Outre les trois liaisons évoquées précédemment, le « rapport Belmain » sur les transports terrestres met en bonne place la maintenance et la restauration du réseau existant. À ce titre, VNF vient de se voir accorder un supplément de dotation en provenance du FITTVN. Des crédits suffisants doivent être consacrés aux dragages, à l'entretien et à la modernisation des écluses, au relèvement des ponts sur certains canaux à grand gabarit (comme Dunkerque-Valenciennes) pour permettre la circulation de bateaux chargés de deux piles de conteneurs et la mise au gabarit de certains tronçons (Seine de Bray à Nogent, canal du Rhône à Sète). Il reste au préalable à améliorer l'interface entre les ports et le transport fluvial, en particulier en ce qui concerne la manutention des cargaisons.
6.5 Les chartes de places portuaires sont destinées à favoriser l'intégration villes-ports
Depuis plusieurs années l'accentuation est mise par les pouvoirs publics sur les relations entre les ports et les villes portuaires qui leur correspondent 70 ( * ) .
La réflexion s'est engagée en 1987 à l'occasion d'un colloque ville-ports. Une association internationale ville-ports est créée, soutenue par la DATAR. Le concept de Charte de Place Portuaire (CPP) est mis au point par les Ministères de l'Équipement et de l'Aménagement du Territoire en vue de remédier au déficit de communication entre villes et ports, et aussi à l'intérieur des ports entre les différentes corporations.
Le CIAT de Troyes, tenu le 20 septembre 1994 a retenu un volet maritime et lancé la proposition des CPP, avec celle des Schémas Concertés de Développement des Estuaires (Gironde, Loire, Seine) et des projets de stations littorales 71 ( * ) .
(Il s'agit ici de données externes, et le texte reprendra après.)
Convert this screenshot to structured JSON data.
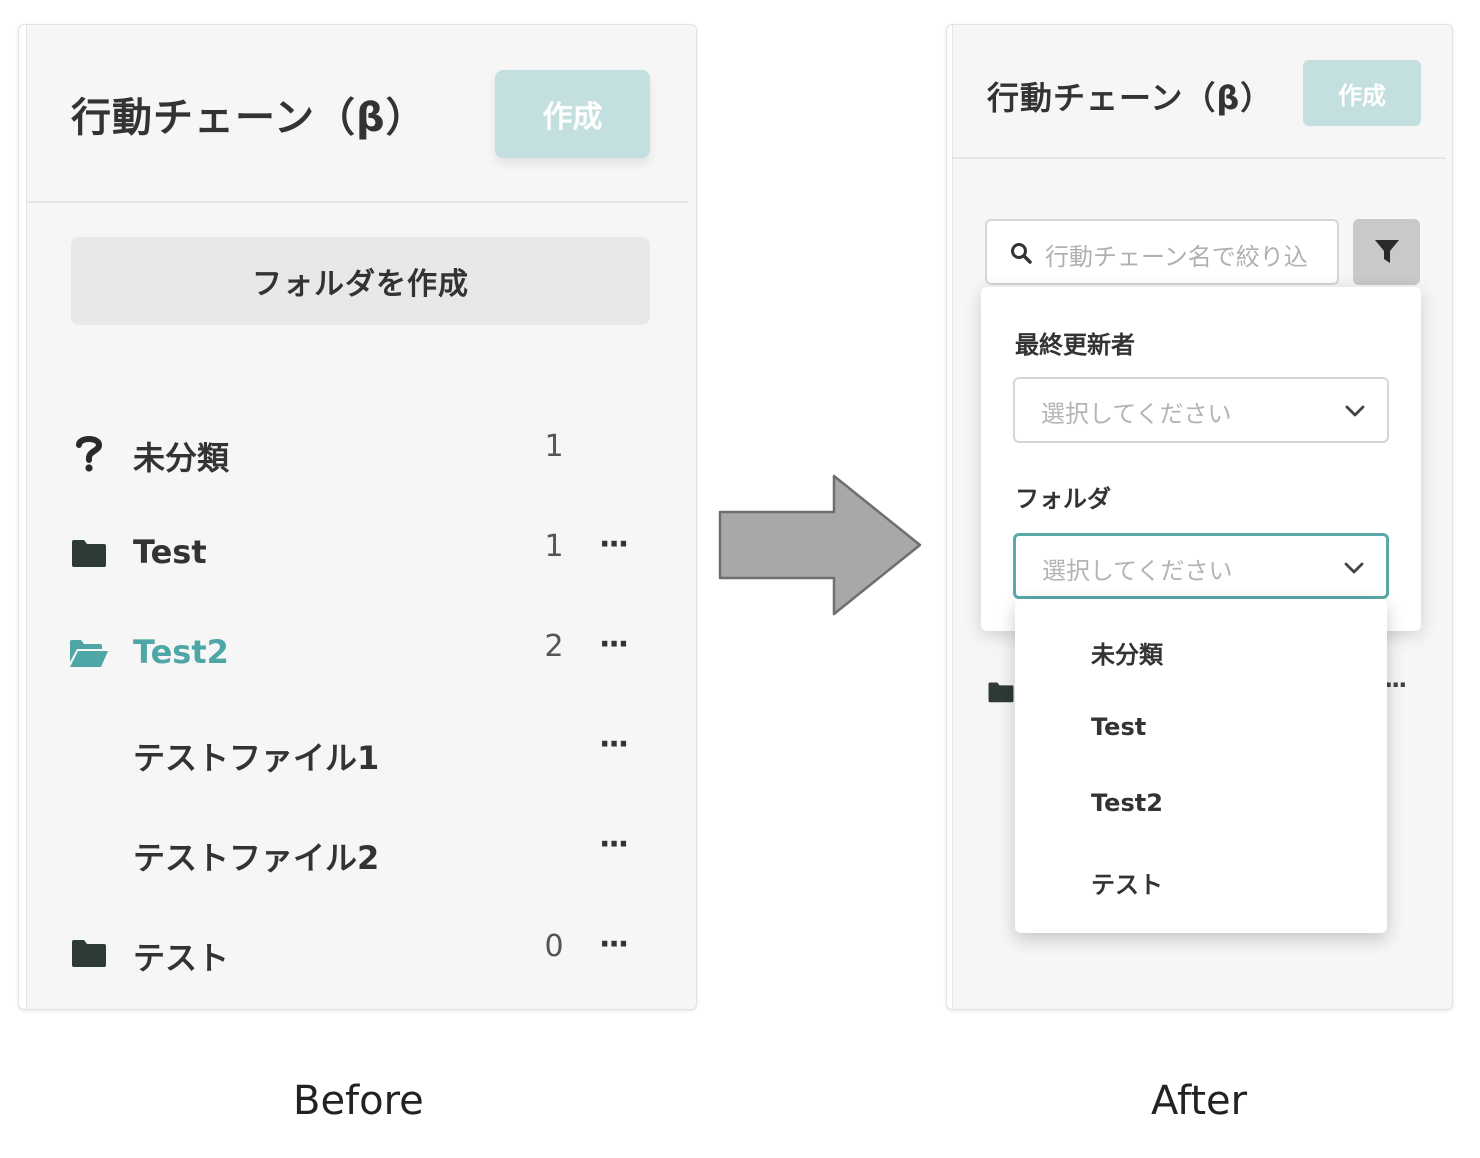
{
  "before": {
    "title": "行動チェーン（β）",
    "create_label": "作成",
    "folder_create_label": "フォルダを作成",
    "items": [
      {
        "icon": "question-icon",
        "label": "未分類",
        "count": "1",
        "more": ""
      },
      {
        "icon": "folder-icon",
        "label": "Test",
        "count": "1",
        "more": "···"
      },
      {
        "icon": "folder-open-icon",
        "label": "Test2",
        "count": "2",
        "more": "···"
      },
      {
        "icon": "",
        "label": "テストファイル1",
        "count": "",
        "more": "···"
      },
      {
        "icon": "",
        "label": "テストファイル2",
        "count": "",
        "more": "···"
      },
      {
        "icon": "folder-icon",
        "label": "テスト",
        "count": "0",
        "more": "···"
      }
    ]
  },
  "after": {
    "title": "行動チェーン（β）",
    "create_label": "作成",
    "search_placeholder": "行動チェーン名で絞り込",
    "filter": {
      "updater_label": "最終更新者",
      "updater_placeholder": "選択してください",
      "folder_label": "フォルダ",
      "folder_placeholder": "選択してください"
    },
    "background_more": "···",
    "folder_options": [
      "未分類",
      "Test",
      "Test2",
      "テスト"
    ]
  },
  "captions": {
    "before": "Before",
    "after": "After"
  },
  "colors": {
    "accent": "#4ea6a6",
    "create_button": "#c4dfdf",
    "panel_bg": "#f6f6f6",
    "folder_icon": "#2e3a38",
    "arrow_fill": "#a8a8a8"
  }
}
Les Chartes de Places Portuaires seront des documents de référence globale pour le développement économique des agglomérations et des espaces portuaires. Elles ont vocation à associer l'État, les collectivités publiques et les partenaires socio-professionnels, et pour enjeux de moderniser et d'accroître la compétitivité de la filière portuaire, de développer des activités et des emplois, de promouvoir l'implantation d'entreprises, le tout dans un contexte à la fois économique, urbain et environnemental.
Elles se fixeront un triple objectif
- établir un dialogue entre les responsables des ports et les collectivités locales,
- favoriser les liens économiques et spatiaux entre ville et port,
- contribuer à favoriser le trafic portuaire.
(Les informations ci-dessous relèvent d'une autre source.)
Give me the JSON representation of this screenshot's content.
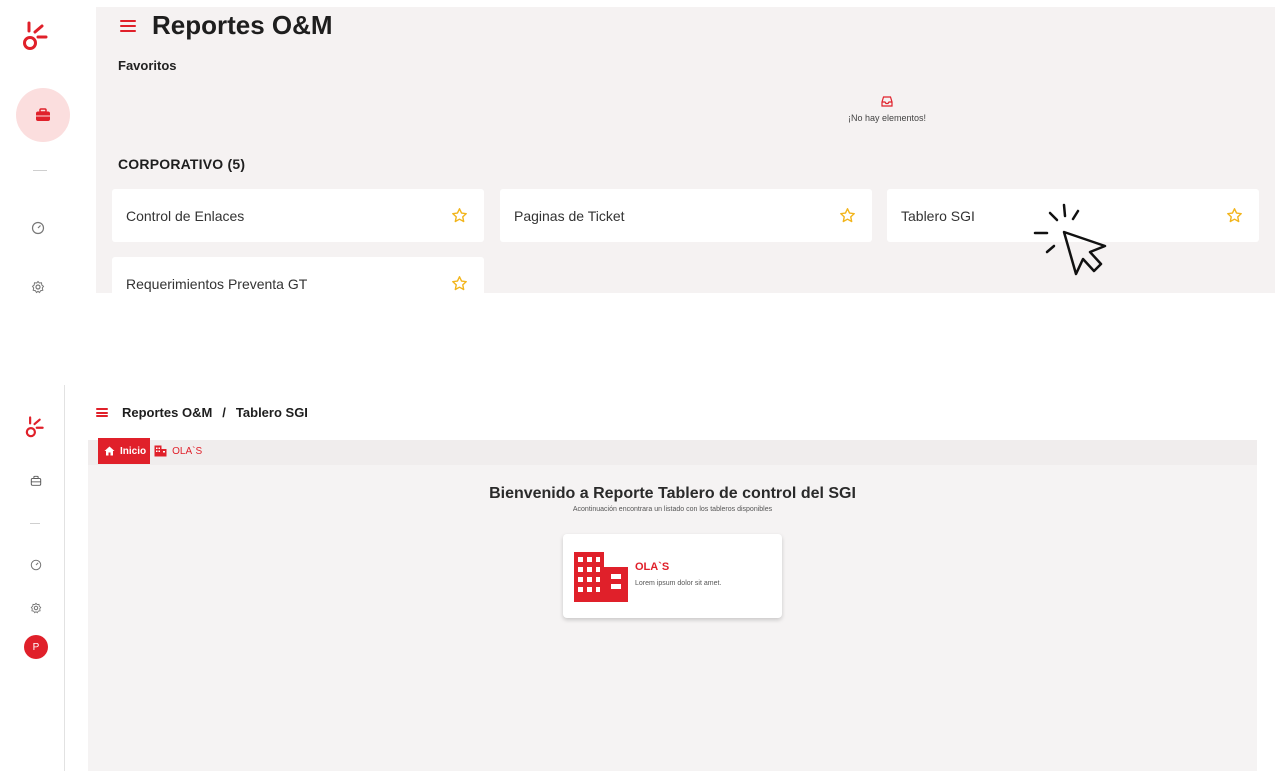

Tout en explicitant les options d'environnement concernant l'aménagement de l'espace, elles prendront en compte les opérations d'investissement tant strictement portuaires que relatives à la desserte terrestre multimodale des ports. Elles pourront constituer une référence dans l'attribution par l'État des crédits contractualisés ou affectés ainsi que pour décider d'autres interventions financières de droit commun qui feront l'objet d'un examen interministériel
La DATAR et la DTMPL ont reçu des candidatures de toutes les places pressenties, sièges des ports autonomes et d'intérêt national, sauf Toulon. Parmi les demandes reçues fin 1995, la DATAR a choisi de ne retenir en vue de l'élaboration des CPP, que celles où s'engagent conjointement la ville, le port, le département et des partenaires privés. Sept demandes sur 26 sont retenues à ce stade, principalement sur le littoral Atlantique : Brest, Lorient, Concarneau, Nantes-Saint-Nazaire, La Rochelle, Bordeaux, Bayonne.
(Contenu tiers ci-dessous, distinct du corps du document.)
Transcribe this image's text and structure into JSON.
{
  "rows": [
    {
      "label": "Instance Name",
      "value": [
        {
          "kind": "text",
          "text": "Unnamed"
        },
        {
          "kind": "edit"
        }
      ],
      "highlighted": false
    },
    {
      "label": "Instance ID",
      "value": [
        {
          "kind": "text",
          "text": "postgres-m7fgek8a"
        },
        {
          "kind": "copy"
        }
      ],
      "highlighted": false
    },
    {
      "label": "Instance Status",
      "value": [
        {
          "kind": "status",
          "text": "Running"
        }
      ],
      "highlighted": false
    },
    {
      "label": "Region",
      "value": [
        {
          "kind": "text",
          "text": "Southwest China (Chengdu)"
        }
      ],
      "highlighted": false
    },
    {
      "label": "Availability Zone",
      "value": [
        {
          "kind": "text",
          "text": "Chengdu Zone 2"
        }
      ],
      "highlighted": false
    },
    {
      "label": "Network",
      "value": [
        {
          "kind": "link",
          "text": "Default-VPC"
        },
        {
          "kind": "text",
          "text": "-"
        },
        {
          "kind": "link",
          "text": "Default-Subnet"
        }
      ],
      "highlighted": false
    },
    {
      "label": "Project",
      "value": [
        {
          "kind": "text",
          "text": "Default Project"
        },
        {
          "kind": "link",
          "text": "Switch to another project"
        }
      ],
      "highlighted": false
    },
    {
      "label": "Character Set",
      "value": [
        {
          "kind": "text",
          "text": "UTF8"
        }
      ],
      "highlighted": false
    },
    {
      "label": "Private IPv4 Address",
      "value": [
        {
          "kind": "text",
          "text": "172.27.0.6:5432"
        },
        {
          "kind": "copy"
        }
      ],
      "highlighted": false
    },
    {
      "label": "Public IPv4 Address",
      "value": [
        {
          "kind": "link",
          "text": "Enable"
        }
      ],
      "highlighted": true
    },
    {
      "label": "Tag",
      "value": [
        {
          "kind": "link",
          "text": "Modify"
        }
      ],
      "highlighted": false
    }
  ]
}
Parallèlement à cette démarche, on observe un début de rapprochements entre les ports. Des commissions interportuaires sont créées : Nantes-Saint-Nazaire, Rouen-Le Havre, Brest-Lorient. La coopération se développe dans les secteurs d'intérêt commun. Une coopération internationale a démarré dans le cadre de l'Arc atlantique.
Pour la redynamisation de l'activité des ports, le CIAT de Troyes avait promis trois volets d'action la réforme de la manutention, l'amélioration de la desserte terrestre des ports et la réforme de l'organisation du statut portuaire. La procédure Charte de Place Portuaire, doit accompagner cette réforme. Quatre thèmes dominent :
- un thème spatial et urbain : les villes devant reconquérir leur domaine portuaire et maritime ;
- la recherche des activités industrielles ou de services qui peuvent exploiter une localisation littorale ;
- la promotion de la recherche et la formation en liaison avec ces activités ;
- l'amélioration de la maîtrise logistique maritime et terrestre (pôles logistiques, meilleure desserte terrestre, compétitivité).
La signature des CPP devrait intervenir fin 1997-début 1998, sauf orientation nouvelle. La question est posée de savoir si ces contrats ne sont pas parfois très ambitieux et ne risquent pas de générer des doubles emplois 72 ( * ) . Il reviendra en tout état de cause aux préfets d'engager les actions qui pourront être éligibles à un financement de l'État, en particulier sur les fonds interministériels mis en oeuvre au titre de la loi d'aménagement et de développement du territoire, ainsi que sur les fonds européens. La DATAR souhaite qu'elles soient prises en compte dans les futurs Contrats de Plan. Elles devront être compatibles avec le Schéma National d'Aménagement et de Développement du Territoire et les schémas sectoriels concernés, ainsi qu'avec les documents de planification locale et régionale. Des comités de pilotage qui ont été mis en place pour élaborer les projets, seront ensuite chargés du suivi, de l'évolution et de l'adaptation des programmes.
* 67 Dans le même registre, les travaux de l'ascenseur à bateaux de Strepy en Belgique sur le canal du Centre, qui permet l'accès à grand gabarit de la région wallonne à partir de Dunkerque, traînent en longueur depuis de nombreuses années.
* 68 Le récent rapport sur la desserte terrestre des ports maritimes dit « rapport Belmain » fournit une liste des projets ferroviaires de fret et estime à 5 milliards sur sept ans les investissements correspondants dans un premier temps
* 69 Régime d'exploitation qui ne reconnaît pas le droit au chargeur de choisir son transporteur et qui devrait disparaître d'ici quatre ans.
* 70 Voir en annexe 10 : « Les villes portuaires, places stratégiques pour l'aménagement du territoire contemporain » par Priscilla de Roo, DATAR, 4 juillet 1997.
* 71 Voir rapport du groupe « littoral » de la mission d'Évaluation des politiques maritimes.
* 72 Ainsi pour la Bretagne, la part à la charge de l'État pourrait être de l'ordre de 500 MF sur 20 ans. Des projets de nouveaux quais à Brest et Lorient semble t-il partiellement redondants, se montent à 300 MF chacun (Voir : « Projets de Charte de Place Portuaire. Synthèse régionale, Résumé du document provisoire, DRE Bretagne, 31 décembre 1996).